Dilansir dari kontan.co.id Anggota Komisi XII DPR RI, Yulisman, mengatakan proyek interkoneksi listrik lintas batas ini berpotensi memperkuat posisi Indonesia sebagai salah satu pusat energi bersih di kawasan ASEAN. Namun, menurutnya, keberhasilan kerja sama tidak boleh hanya diukur dari besarnya volume listrik yang diekspor.

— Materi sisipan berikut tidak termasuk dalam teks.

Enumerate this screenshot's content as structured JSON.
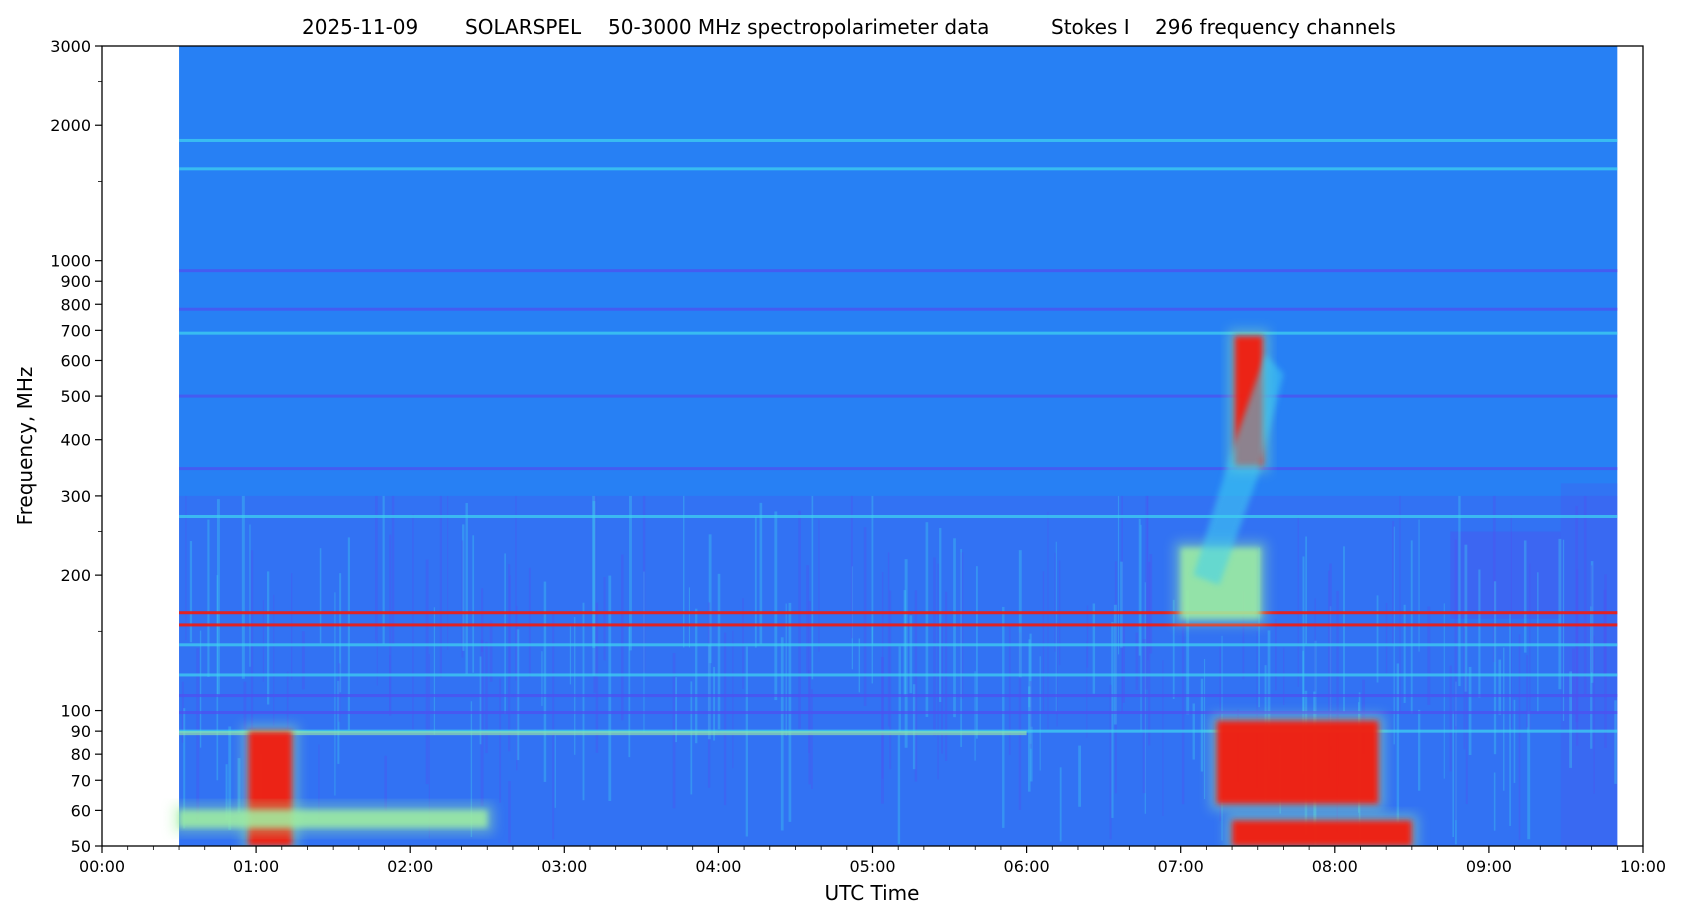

“Kerja sama ini harus memberikan manfaat yang seimbang bagi kedua negara, namun yang paling penting adalah mampu menghadirkan nilai tambah sebesar-besarnya bagi Indonesia,” ujar Yulisman dalam keterangan tertulis, Rabu (8/7/2026).
Baca Juga : Resep Sambal Jengkol Teri, Pedas Gurih Bikin Nasi Nambah
Ia menilai proyek tersebut harus mampu mendorong masuknya investasi, membuka lapangan kerja, mempercepat transfer teknologi, hingga memperkuat rantai pasok industri hijau nasional.
Yulisman menjelaskan, kesepakatan dalam Leaders’ Retreat Indonesia–Singapura pada awal Juli 2026 menjadi dasar pengembangan proyek ekspor listrik hijau. Melalui nota kesepahaman yang telah ditandatangani kedua negara, kapasitas ekspor listrik rendah karbon ditargetkan mencapai 3,4 gigawatt (GW) secara bertahap hingga 2035.
Meski demikian, ia mengingatkan Indonesia tidak boleh hanya berperan sebagai pemasok energi bagi negara lain tanpa memperoleh keuntungan jangka panjang.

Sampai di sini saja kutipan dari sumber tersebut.